John Franklin Candy (October 31, 1950 March 4, 1994) was a Canadian actor and comedian. He came to wide public awareness as a member of the Second City comedy troupe, and its TV series, SCTV. Known for bringing warmth and likability to characters who otherwise would have been incredibly obnoxious, he appeared in such comedies as Stripes, Splash, Cool Runnings, The Great Outdoors, Spaceballs, Uncle Buck, and Planes, Trains and Automobiles.
Candy was born in Newmarket, Ontario, the child of a working-class Roman Catholic family. His first big acting gig was the short-lived, late-night 1976 television talk show Ninety Minutes Live (where he was partnered with future co-star Rick Moranis). That same year he joined the cast of SCTV. In 1980, he moved from the small-screen to the movies. His first film appearance was as a supporting player in Steven Spielberg's 1941, and from there he appeared as Joliet Jake's parole officer in The Blues Brothers in the same year. Candy also had a Saturday Morning Cartoon in the late 1980s called Camp Candy, where he voices himself as a camp counselor to a bunch of misfit kids. Camp Candy is the second cartoon created by an SCTV cast member (after Martin Short's The Completely Mental Misadventures of Ed Grimley), though Candy's counselor character was not based on a recurring character he did on SCTV. Conversely, he played numerous roles, including the ultimate Mr. Fanservice, Den, in the adult animated film, Heavy Metal.
Unusually, many film critics believe that his best performance isn't any of his comedies, but rather is his cold-blooded, hostile performance as Dean Andrews Jr., a shady Southern lawyer in Oliver Stone's JFK.
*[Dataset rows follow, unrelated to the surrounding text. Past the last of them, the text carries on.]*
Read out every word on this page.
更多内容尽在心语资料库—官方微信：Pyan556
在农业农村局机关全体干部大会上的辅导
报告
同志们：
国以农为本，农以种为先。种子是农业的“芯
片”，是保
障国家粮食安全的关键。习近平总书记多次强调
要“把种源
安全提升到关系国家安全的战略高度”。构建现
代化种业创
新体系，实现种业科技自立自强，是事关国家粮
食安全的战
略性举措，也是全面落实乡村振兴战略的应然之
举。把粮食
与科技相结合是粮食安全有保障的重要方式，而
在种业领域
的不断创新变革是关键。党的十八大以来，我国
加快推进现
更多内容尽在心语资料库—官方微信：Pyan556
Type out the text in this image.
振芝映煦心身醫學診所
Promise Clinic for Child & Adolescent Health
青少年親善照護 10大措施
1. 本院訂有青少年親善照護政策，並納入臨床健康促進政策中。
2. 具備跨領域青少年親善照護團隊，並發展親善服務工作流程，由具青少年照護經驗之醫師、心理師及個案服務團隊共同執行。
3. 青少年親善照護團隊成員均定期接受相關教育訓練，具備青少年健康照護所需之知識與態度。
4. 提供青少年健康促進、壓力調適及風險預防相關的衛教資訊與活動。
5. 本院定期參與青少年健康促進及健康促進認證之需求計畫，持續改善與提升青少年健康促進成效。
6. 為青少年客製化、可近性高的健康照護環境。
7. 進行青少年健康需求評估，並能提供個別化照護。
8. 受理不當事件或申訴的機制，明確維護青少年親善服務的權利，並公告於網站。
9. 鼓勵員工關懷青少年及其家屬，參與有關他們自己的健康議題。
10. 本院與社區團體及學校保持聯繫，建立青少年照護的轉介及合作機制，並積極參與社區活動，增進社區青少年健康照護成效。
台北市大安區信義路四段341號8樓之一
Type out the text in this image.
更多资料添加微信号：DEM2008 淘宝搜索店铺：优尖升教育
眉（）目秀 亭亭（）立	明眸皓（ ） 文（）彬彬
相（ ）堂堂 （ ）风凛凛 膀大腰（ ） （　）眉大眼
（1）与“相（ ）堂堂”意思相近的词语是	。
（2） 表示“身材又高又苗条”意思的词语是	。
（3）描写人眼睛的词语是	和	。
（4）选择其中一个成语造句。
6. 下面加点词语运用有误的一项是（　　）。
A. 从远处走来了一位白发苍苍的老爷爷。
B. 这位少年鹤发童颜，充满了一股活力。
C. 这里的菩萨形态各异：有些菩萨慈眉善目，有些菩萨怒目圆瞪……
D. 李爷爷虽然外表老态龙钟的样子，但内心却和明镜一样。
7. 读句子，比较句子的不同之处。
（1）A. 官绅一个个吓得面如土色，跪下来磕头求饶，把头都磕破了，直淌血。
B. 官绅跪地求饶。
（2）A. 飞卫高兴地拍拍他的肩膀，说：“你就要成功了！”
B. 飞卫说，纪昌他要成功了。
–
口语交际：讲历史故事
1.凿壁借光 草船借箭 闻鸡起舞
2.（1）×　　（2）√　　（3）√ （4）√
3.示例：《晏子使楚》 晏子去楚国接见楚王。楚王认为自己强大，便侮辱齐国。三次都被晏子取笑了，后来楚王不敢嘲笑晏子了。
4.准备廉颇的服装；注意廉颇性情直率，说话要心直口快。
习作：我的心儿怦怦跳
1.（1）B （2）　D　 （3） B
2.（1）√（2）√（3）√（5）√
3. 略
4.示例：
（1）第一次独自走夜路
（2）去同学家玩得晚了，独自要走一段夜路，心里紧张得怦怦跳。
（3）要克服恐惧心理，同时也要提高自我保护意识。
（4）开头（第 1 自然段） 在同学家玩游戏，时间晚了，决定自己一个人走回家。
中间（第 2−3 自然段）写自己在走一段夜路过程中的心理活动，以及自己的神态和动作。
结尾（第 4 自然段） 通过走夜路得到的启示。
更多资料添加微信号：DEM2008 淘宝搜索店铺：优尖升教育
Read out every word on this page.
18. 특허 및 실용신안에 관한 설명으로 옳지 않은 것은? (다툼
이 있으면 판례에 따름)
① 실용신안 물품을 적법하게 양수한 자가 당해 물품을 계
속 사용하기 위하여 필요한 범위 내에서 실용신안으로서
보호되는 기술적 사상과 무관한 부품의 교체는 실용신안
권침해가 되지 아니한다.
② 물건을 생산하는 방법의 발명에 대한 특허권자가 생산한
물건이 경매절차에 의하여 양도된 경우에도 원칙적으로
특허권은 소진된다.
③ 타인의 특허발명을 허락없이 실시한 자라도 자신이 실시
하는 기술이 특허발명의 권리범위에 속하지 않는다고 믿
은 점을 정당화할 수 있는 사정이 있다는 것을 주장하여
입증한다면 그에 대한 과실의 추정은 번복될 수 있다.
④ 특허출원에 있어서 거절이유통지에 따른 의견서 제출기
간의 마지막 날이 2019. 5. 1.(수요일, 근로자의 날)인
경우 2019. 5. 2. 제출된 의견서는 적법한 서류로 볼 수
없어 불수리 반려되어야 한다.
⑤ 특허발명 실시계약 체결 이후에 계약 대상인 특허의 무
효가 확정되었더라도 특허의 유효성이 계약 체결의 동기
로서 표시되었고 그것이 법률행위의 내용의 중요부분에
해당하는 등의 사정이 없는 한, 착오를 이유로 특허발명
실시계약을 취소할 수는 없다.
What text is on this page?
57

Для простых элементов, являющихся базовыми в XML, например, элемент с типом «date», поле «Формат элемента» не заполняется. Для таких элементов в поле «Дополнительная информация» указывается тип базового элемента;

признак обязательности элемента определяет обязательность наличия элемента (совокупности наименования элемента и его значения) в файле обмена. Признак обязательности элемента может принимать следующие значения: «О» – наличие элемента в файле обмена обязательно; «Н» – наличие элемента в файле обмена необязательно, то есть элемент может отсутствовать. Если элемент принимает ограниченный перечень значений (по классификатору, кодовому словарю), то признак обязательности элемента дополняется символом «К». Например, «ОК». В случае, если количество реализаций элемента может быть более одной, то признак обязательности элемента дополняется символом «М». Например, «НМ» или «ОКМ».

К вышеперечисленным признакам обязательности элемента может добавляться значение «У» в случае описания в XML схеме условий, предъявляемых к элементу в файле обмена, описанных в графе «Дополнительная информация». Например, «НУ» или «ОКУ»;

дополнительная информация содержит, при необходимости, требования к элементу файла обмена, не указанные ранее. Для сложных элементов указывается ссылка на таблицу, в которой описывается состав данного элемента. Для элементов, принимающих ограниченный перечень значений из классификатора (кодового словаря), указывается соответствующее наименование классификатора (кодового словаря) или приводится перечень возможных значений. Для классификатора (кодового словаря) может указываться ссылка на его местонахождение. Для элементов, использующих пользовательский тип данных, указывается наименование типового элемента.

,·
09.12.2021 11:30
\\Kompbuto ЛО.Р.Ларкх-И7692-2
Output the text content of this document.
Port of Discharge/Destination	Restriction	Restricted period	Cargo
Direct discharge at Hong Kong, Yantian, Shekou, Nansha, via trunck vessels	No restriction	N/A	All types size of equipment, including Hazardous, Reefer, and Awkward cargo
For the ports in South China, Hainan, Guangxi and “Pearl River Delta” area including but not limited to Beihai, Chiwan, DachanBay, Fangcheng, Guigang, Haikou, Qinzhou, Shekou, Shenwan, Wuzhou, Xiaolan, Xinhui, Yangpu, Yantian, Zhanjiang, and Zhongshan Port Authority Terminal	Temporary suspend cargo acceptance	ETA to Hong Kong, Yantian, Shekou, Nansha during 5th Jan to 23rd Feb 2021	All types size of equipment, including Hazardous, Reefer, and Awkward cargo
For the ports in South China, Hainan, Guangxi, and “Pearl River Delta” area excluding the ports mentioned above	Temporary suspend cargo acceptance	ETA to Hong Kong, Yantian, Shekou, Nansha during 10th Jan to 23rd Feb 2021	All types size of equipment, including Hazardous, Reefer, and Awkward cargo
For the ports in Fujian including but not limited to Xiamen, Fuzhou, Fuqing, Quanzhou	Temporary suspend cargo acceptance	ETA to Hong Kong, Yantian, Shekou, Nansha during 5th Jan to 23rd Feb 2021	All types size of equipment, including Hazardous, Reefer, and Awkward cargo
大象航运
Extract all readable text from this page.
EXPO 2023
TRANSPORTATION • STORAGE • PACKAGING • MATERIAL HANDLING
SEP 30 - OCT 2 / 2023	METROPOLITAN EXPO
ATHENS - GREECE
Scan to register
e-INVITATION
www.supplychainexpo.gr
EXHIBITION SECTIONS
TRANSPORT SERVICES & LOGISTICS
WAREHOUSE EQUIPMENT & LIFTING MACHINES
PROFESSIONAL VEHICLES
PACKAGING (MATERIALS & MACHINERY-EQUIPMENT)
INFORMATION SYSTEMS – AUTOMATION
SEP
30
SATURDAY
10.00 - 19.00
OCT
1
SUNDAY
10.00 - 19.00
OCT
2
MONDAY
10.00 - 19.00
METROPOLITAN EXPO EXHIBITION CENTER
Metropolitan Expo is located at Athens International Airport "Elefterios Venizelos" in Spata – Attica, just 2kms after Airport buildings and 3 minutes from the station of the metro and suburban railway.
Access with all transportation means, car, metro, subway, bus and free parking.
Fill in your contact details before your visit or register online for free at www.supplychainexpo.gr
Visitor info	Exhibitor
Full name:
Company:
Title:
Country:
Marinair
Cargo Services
Candy struggled with obesity throughout his adult life, along with the accompanying problems of high blood pressure and diabetes. While filming his last movie (the critically panned Wagons East), he suffered a fatal heart attack while sleeping, and died at age 43. Although the majority of his scenes had been shot, Canadian Bacon was released more than a full year after his passing.
In 1998, Candy was inducted into Canada's Walk of Fame, and in 2006, Candy became one of the first four entertainers ever honored by Canada Post by being featured on a postage stamp.
- The Silent Partner (1978)
- 1941 (1978)
- The Blues Brothers (1980)
- National Lampoon's Vacation (1983)
- Splash (1984)
- Summer Rental (1985)
- Spaceballs (1987)
- Planes, Trains and Automobiles (1987)
- The Great Outdoors (1988)
- Camp Candy (1989-1992)
- Uncle Buck (1989)
- Who's Harry Crumb? (1989)
- Home Alone (1990)
- The Rescuers Down Under (1990)
- Masters Of Menace (1990)
- Nothing but Trouble (1991)
- Delirious (1991)
- Cool Runnings (1993)
- Canadian Bacon (filmed in 1993, released in 1995)
- Wagons East (his final role; filmed in 1994, one year after Canadian Bacon had wrapped up production in 1993)
Tropes Associated with John Candy
- Gentle Giant: He was 6'2 and around 300 pounds and known as one of the nicest people in the film industry.
- Honor Before Reason: He turned down multiple offers to join the cast of Saturday Night Live out of loyalty to his SCTV castmates. He did appear on a few episodes of Lorne Michaels' short-lived other sketch show, The New Show, however.
- Nice Guy: A rare example of "Nice Character, Even Nicer Actor." All of his friends and colleagues have said what a warm, outgoing person Candy was, not unlike the characters he played. To quote one of his more famous characters, Candy was the real article, what you saw was what you got.
- Platonic Life-Partners: With Catherine O'Hara.
- Polka Dork: In The Smenges sketches and films and in Home Alone.
- Those Two Actors: Often worked with his friend Eugene Levy.
- Weight Woe: He was quite sensitive about his weight and tried multiple weight loss regiments in the nineties.
- Wholesome Crossdresser: He loved doing parts in drag, such as in Armed and Dangerous and doing impressions of Divine.